Apparently, it disappeared off African trans-atlantic ATC radar, at around
3am, our time.

This is not instilling a lot of confidence in me, regarding flying on one
of
these things in October, instead of my usual Boeing ... :-|

Electrical and turbulence problems reported. Aircraft was sending
distress signals so it may have made a decent ditch. Air France's last
air disaster was the Concorde in 2000.

I've flown the 320-100 several times and the Mulhouse crash never
entered my mind. We actually had a 5 hour delay one time after a
hydraulic pump failed on the ground and had to be replaced.

I wouldn't worry about the 330 considering the number of those things
in the air at any given time and it's wonderful track record.


Yeah, I know what you're saying.

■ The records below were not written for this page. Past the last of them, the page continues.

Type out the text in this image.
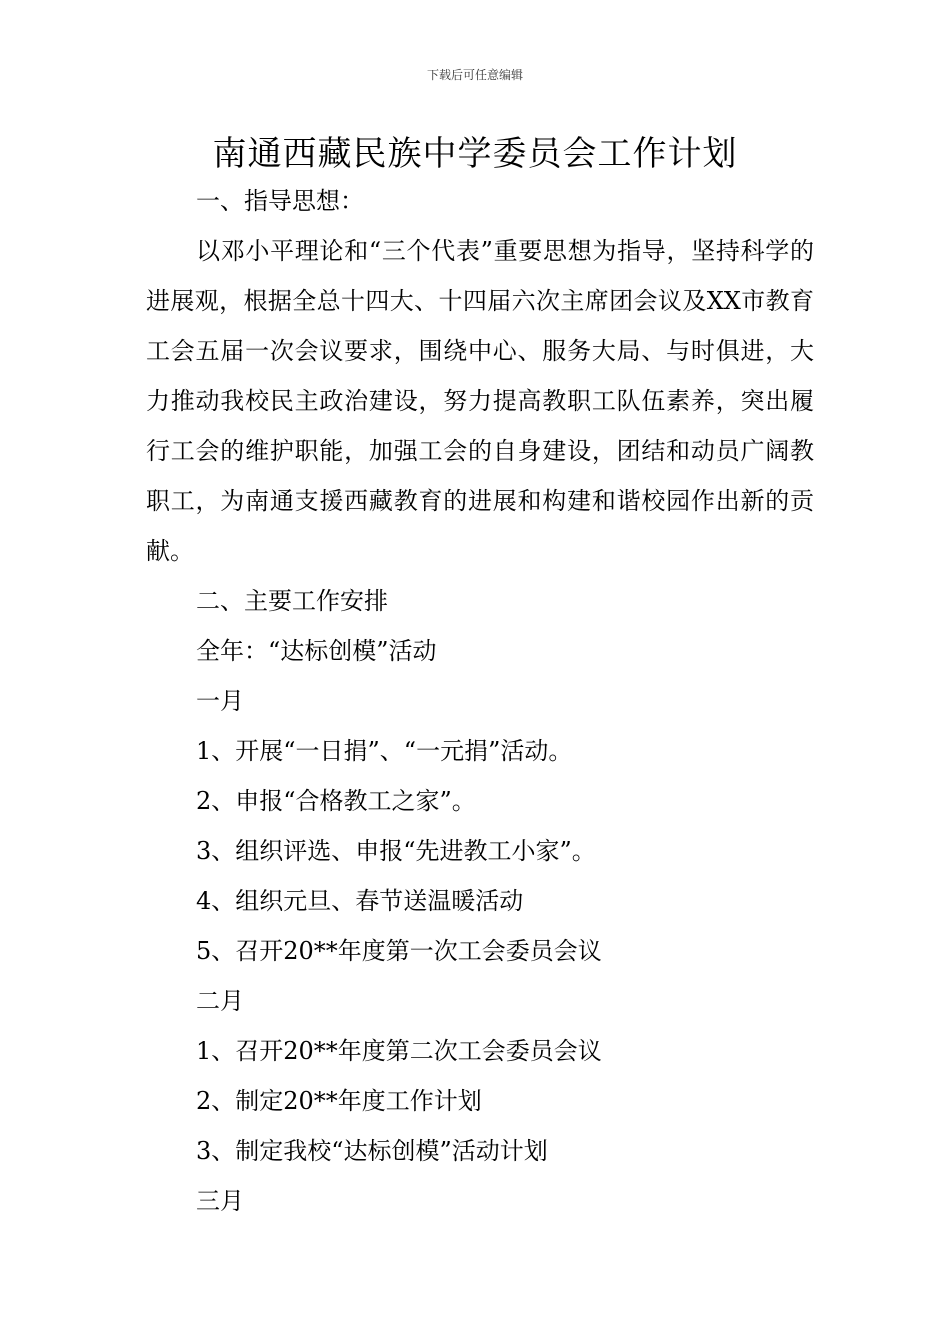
下载后可任意编辑
南通西藏民族中学委员会工作计划

一、指导思想：

以邓小平理论和“三个代表”重要思想为指导，坚持科学的进展观，根据全总十四大、十四届六次主席团会议及XX市教育工会五届一次会议要求，围绕中心、服务大局、与时俱进，大力推动我校民主政治建设，努力提高教职工队伍素养，突出履行工会的维护职能，加强工会的自身建设，团结和动员广阔教职工，为南通支援西藏教育的进展和构建和谐校园作出新的贡献。

二、主要工作安排

全年：“达标创模”活动

一月

1、开展“一日捐”、“一元捐”活动。

2、申报“合格教工之家”。

3、组织评选、申报“先进教工小家”。

4、组织元旦、春节送温暖活动

5、召开20**年度第一次工会委员会议

二月

1、召开20**年度第二次工会委员会议

2、制定20**年度工作计划

3、制定我校“达标创模”活动计划

三月
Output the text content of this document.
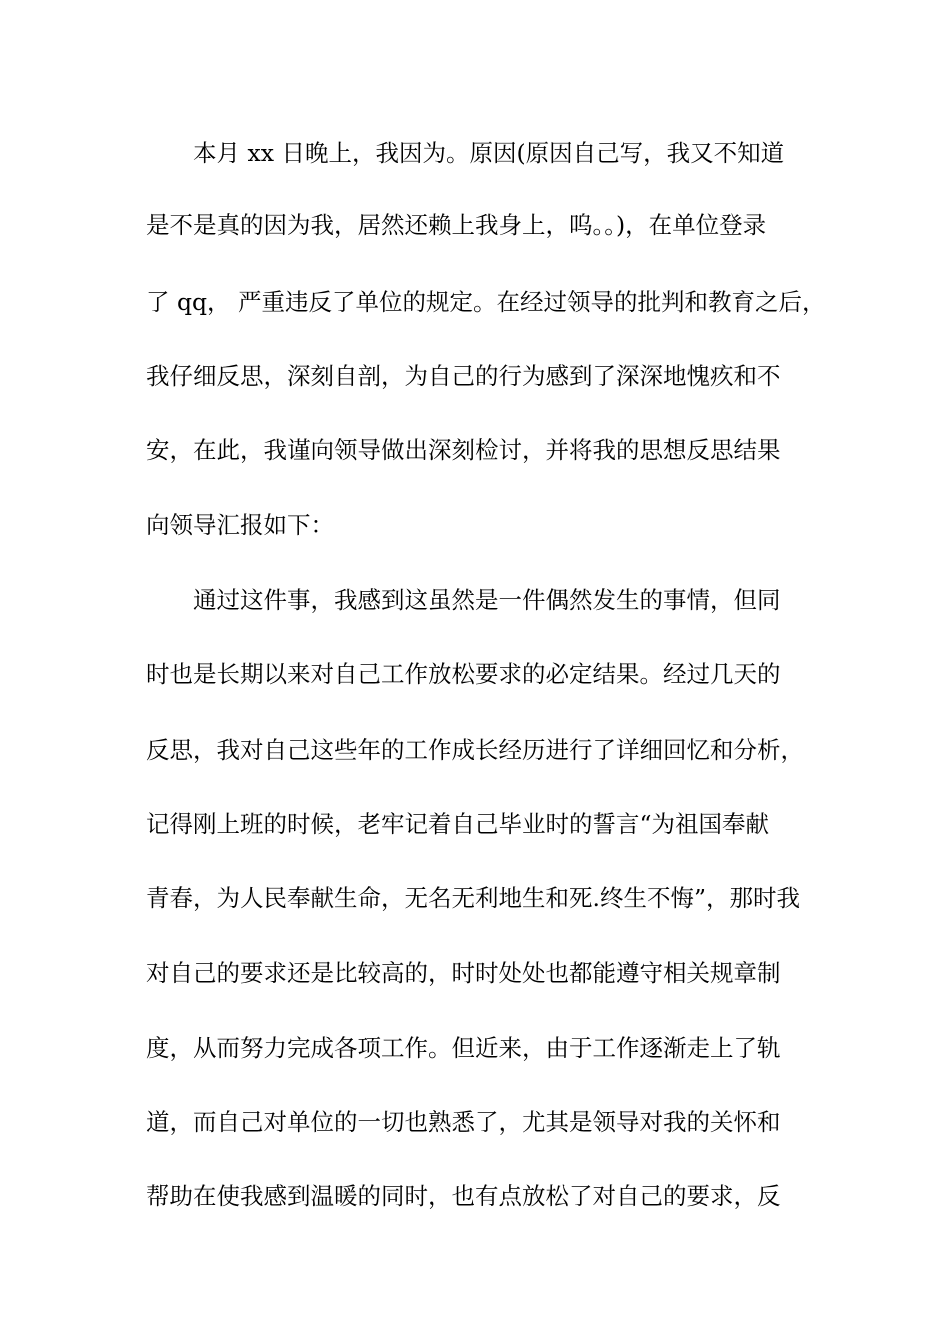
本月 xx 日晚上，我因为。原因(原因自己写，我又不知道
是不是真的因为我，居然还赖上我身上，呜。。)，在单位登录
了 qq， 严重违反了单位的规定。在经过领导的批判和教育之后，
我仔细反思，深刻自剖，为自己的行为感到了深深地愧疚和不
安，在此，我谨向领导做出深刻检讨，并将我的思想反思结果
向领导汇报如下：
通过这件事，我感到这虽然是一件偶然发生的事情，但同
时也是长期以来对自己工作放松要求的必定结果。经过几天的
反思，我对自己这些年的工作成长经历进行了详细回忆和分析，
记得刚上班的时候，老牢记着自己毕业时的誓言“为祖国奉献
青春，为人民奉献生命，无名无利地生和死.终生不悔”，那时我
对自己的要求还是比较高的，时时处处也都能遵守相关规章制
度，从而努力完成各项工作。但近来，由于工作逐渐走上了轨
道，而自己对单位的一切也熟悉了，尤其是领导对我的关怀和
帮助在使我感到温暖的同时，也有点放松了对自己的要求，反
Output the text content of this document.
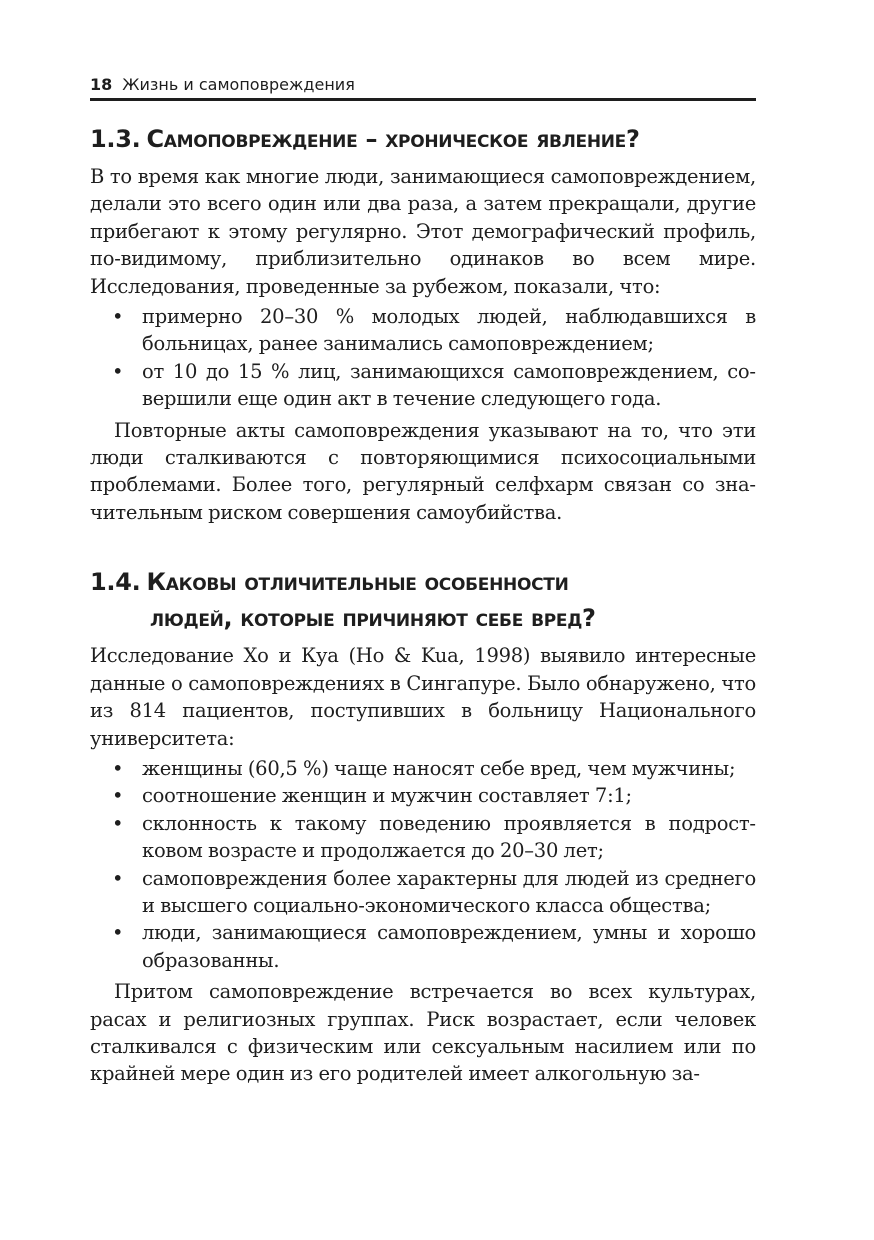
18 Жизнь и самоповреждения
1.3. Самоповреждение – хроническое явление?

В то время как многие люди, занимающиеся самоповреждением, делали это всего один или два раза, а затем прекращали, другие прибегают к этому регулярно. Этот демографический профиль, по-видимому, приблизительно одинаков во всем мире. Исследования, проведенные за рубежом, показали, что:

• примерно 20–30 % молодых людей, наблюдавшихся в больницах, ранее занимались самоповреждением;
• от 10 до 15 % лиц, занимающихся самоповреждением, совершили еще один акт в течение следующего года.

Повторные акты самоповреждения указывают на то, что эти люди сталкиваются с повторяющимися психосоциальными проблемами. Более того, регулярный селфхарм связан со значительным риском совершения самоубийства.

1.4. Каковы отличительные особенности
людей, которые причиняют себе вред?

Исследование Хо и Куа (Ho & Kua, 1998) выявило интересные данные о самоповреждениях в Сингапуре. Было обнаружено, что из 814 пациентов, поступивших в больницу Национального университета:

• женщины (60,5 %) чаще наносят себе вред, чем мужчины;
• соотношение женщин и мужчин составляет 7:1;
• склонность к такому поведению проявляется в подростковом возрасте и продолжается до 20–30 лет;
• самоповреждения более характерны для людей из среднего и высшего социально-экономического класса общества;
• люди, занимающиеся самоповреждением, умны и хорошо образованны.

Притом самоповреждение встречается во всех культурах, расах и религиозных группах. Риск возрастает, если человек сталкивался с физическим или сексуальным насилием или по крайней мере один из его родителей имеет алкогольную за-
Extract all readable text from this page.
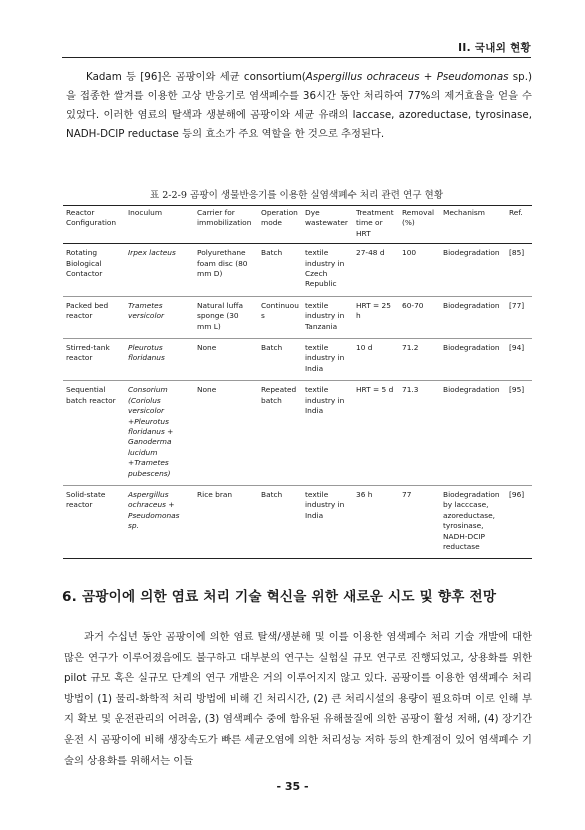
II. 국내외 현황

Kadam 등 [96]은 곰팡이와 세균 consortium(Aspergillus ochraceus + Pseudomonas sp.)을 접종한 쌀겨를 이용한 고상 반응기로 염색폐수를 36시간 동안 처리하여 77%의 제거효율을 얻을 수 있었다. 이러한 염료의 탈색과 생분해에 곰팡이와 세균 유래의 laccase, azoreductase, tyrosinase, NADH-DCIP reductase 등의 효소가 주요 역할을 한 것으로 추정된다.

표 2-2-9 곰팡이 생물반응기를 이용한 실염색폐수 처리 관련 연구 현황
Reactor Configuration	Inoculum	Carrier for immobilization	Operation mode	Dye wastewater	Treatment time or HRT	Removal (%)	Mechanism	Ref.
Rotating Biological Contactor	Irpex lacteus	Polyurethane foam disc (80 mm D)	Batch	textile industry in Czech Republic	27-48 d	100	Biodegradation	[85]
Packed bed reactor	Trametes versicolor	Natural luffa sponge (30 mm L)	Continuous	textile industry in Tanzania	HRT = 25 h	60-70	Biodegradation	[77]
Stirred-tank reactor	Pleurotus floridanus	None	Batch	textile industry in India	10 d	71.2	Biodegradation	[94]
Sequential batch reactor	Consorium (Coriolus versicolor +Pleurotus floridanus + Ganoderma lucidum +Trametes pubescens)	None	Repeated batch	textile industry in India	HRT = 5 d	71.3	Biodegradation	[95]
Solid-state reactor	Aspergillus ochraceus + Pseudomonas sp.	Rice bran	Batch	textile industry in India	36 h	77	Biodegradation by lacccase, azoreductase, tyrosinase, NADH-DCIP reductase	[96]
6. 곰팡이에 의한 염료 처리 기술 혁신을 위한 새로운 시도 및 향후 전망

과거 수십년 동안 곰팡이에 의한 염료 탈색/생분해 및 이를 이용한 염색폐수 처리 기술 개발에 대한 많은 연구가 이루어졌음에도 불구하고 대부분의 연구는 실험실 규모 연구로 진행되었고, 상용화를 위한 pilot 규모 혹은 실규모 단계의 연구 개발은 거의 이루어지지 않고 있다. 곰팡이를 이용한 염색폐수 처리 방법이 (1) 물리-화학적 처리 방법에 비해 긴 처리시간, (2) 큰 처리시설의 용량이 필요하며 이로 인해 부지 확보 및 운전관리의 어려움, (3) 염색폐수 중에 함유된 유해물질에 의한 곰팡이 활성 저해, (4) 장기간 운전 시 곰팡이에 비해 생장속도가 빠른 세균오염에 의한 처리성능 저하 등의 한계점이 있어 염색폐수 기술의 상용화를 위해서는 이들

- 35 -
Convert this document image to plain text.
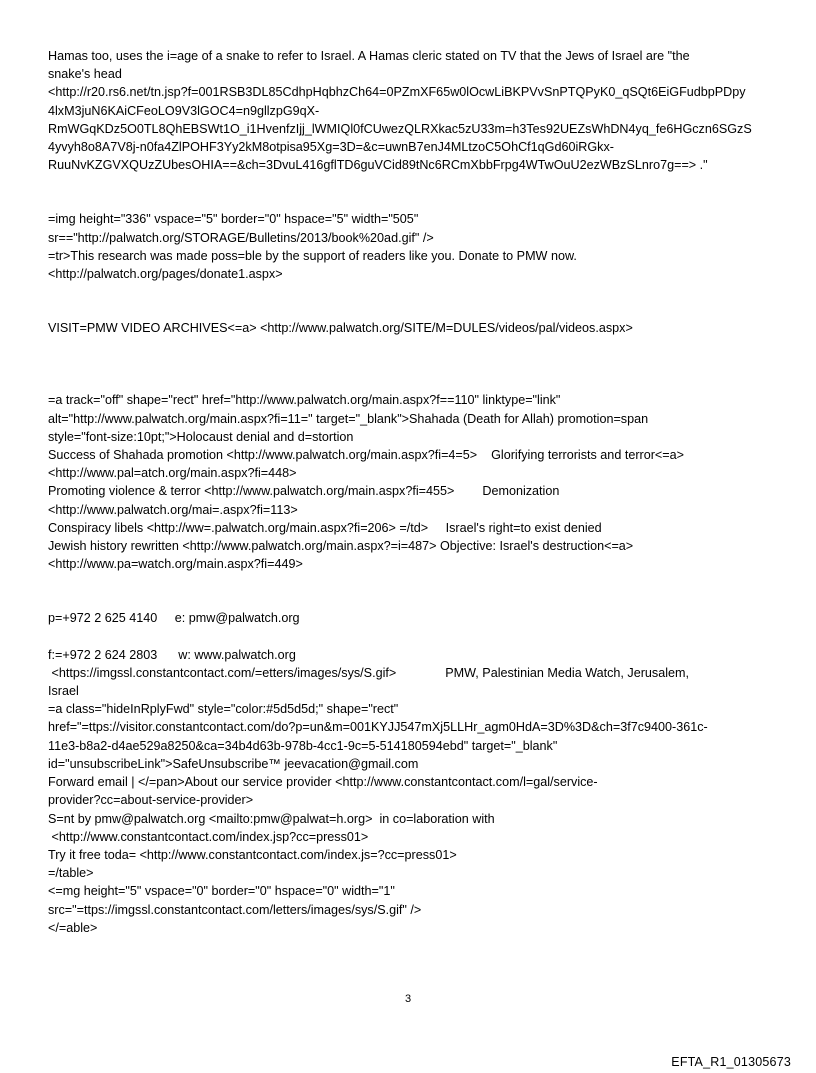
Hamas too, uses the i=age of a snake to refer to Israel. A Hamas cleric stated on TV that the Jews of Israel are "the
snake's head
<http://r20.rs6.net/tn.jsp?f=001RSB3DL85CdhpHqbhzCh64=0PZmXF65w0lOcwLiBKPVvSnPTQPyK0_qSQt6EiGFudbpPDpy
4lxM3juN6KAiCFeoLO9V3lGOC4=n9gllzpG9qX-
RmWGqKDz5O0TL8QhEBSWt1O_i1HvenfzIjj_lWMIQl0fCUwezQLRXkac5zU33m=h3Tes92UEZsWhDN4yq_fe6HGczn6SGzS
4yvyh8o8A7V8j-n0fa4ZlPOHF3Yy2kM8otpisa95Xg=3D=&c=uwnB7enJ4MLtzoC5OhCf1qGd60iRGkx-
RuuNvKZGVXQUzZUbesOHIA==&ch=3DvuL416gflTD6guVCid89tNc6RCmXbbFrpg4WTwOuU2ezWBzSLnro7g==> ."
=img height="336" vspace="5" border="0" hspace="5" width="505"
sr=="http://palwatch.org/STORAGE/Bulletins/2013/book%20ad.gif" />
=tr>This research was made poss=ble by the support of readers like you. Donate to PMW now.
<http://palwatch.org/pages/donate1.aspx>
VISIT=PMW VIDEO ARCHIVES<=a> <http://www.palwatch.org/SITE/M=DULES/videos/pal/videos.aspx>
=a track="off" shape="rect" href="http://www.palwatch.org/main.aspx?f==110" linktype="link"
alt="http://www.palwatch.org/main.aspx?fi=11=" target="_blank">Shahada (Death for Allah) promotion=span
style="font-size:10pt;">Holocaust denial and d=stortion
Success of Shahada promotion <http://www.palwatch.org/main.aspx?fi=4=5>    Glorifying terrorists and terror<=a>
<http://www.pal=atch.org/main.aspx?fi=448>
Promoting violence & terror <http://www.palwatch.org/main.aspx?fi=455>        Demonization
<http://www.palwatch.org/mai=.aspx?fi=113>
Conspiracy libels <http://ww=.palwatch.org/main.aspx?fi=206> =/td>     Israel's right=to exist denied
Jewish history rewritten <http://www.palwatch.org/main.aspx?=i=487> Objective: Israel's destruction<=a>
<http://www.pa=watch.org/main.aspx?fi=449>
p=+972 2 625 4140     e: pmw@palwatch.org
f:=+972 2 624 2803      w: www.palwatch.org
<https://imgssl.constantcontact.com/=etters/images/sys/S.gif>              PMW, Palestinian Media Watch, Jerusalem,
Israel
=a class="hideInRplyFwd" style="color:#5d5d5d;" shape="rect"
href="=ttps://visitor.constantcontact.com/do?p=un&m=001KYJJ547mXj5LLHr_agm0HdA=3D%3D&ch=3f7c9400-361c-
11e3-b8a2-d4ae529a8250&ca=34b4d63b-978b-4cc1-9c=5-514180594ebd" target="_blank"
id="unsubscribeLink">SafeUnsubscribe™ jeevacation@gmail.com
Forward email | </=pan>About our service provider <http://www.constantcontact.com/l=gal/service-
provider?cc=about-service-provider>
S=nt by pmw@palwatch.org <mailto:pmw@palwat=h.org>  in co=laboration with
<http://www.constantcontact.com/index.jsp?cc=press01>
Try it free toda= <http://www.constantcontact.com/index.js=?cc=press01>
=/table>
<=mg height="5" vspace="0" border="0" hspace="0" width="1"
src="=ttps://imgssl.constantcontact.com/letters/images/sys/S.gif" />
</=able>
3
EFTA_R1_01305673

It just bothers me a little that on say a
747, the driver has got a triple redundancy control system which
hydraulically links his yoke and pedals directly to the control surfaces,
and a robot driver that can be thoroughly switched off, such that in an
unusual set of circumstances, a quick-thinking and experienced guy sitting
behind those controls, might be able to recover a potentially catastrophic
situation by thinking outside the box, and doing something which maybe puts
the airframe outside of the 'safe' envelope. From what I can understand of
the FBW systems, they are never going to allow you to do this, and in the
event of a total electrical systems collapse, your little joystick, and the
computer(s) that it's connected to, are not going to be of any use to
control the aircraft, anyway.

My pilot friend rang me yesterday when all this was going down (honestly, no
pun intended). He felt that there had to be more to it than just flying into
a storm. He says that in general, if lightning hits an aluminium-bodied
plane, it tends to pass around the outside, and re-discharge and carry on
its way from the opposite side or wherever. He questioned whether the same
would happen on a carbon composite bodied plane, as the A330 apparently is,
or whether the higher electrical resistance of such a material, would cause
the lightning to 'stick around' as it were, and just fry the internal
systems, or even heat the material to the point where it just exploded. He
reckons that unless there was an absolutely catastrophic failure of the
airframe, a distress signal should have been able to be broadcast almost all
the way down, as the last voice transmitter is battery powered to ensure
that it can still operate, even in the event of a catastrophic electrical or
systems failure. Sobering thoughts ...


From reading the boards, it appears that, rather than flowing arond the
outside of the aircraft, lightning is more inclined to punch holes right
through composite skins, thereby getting into the metalwork and wiring.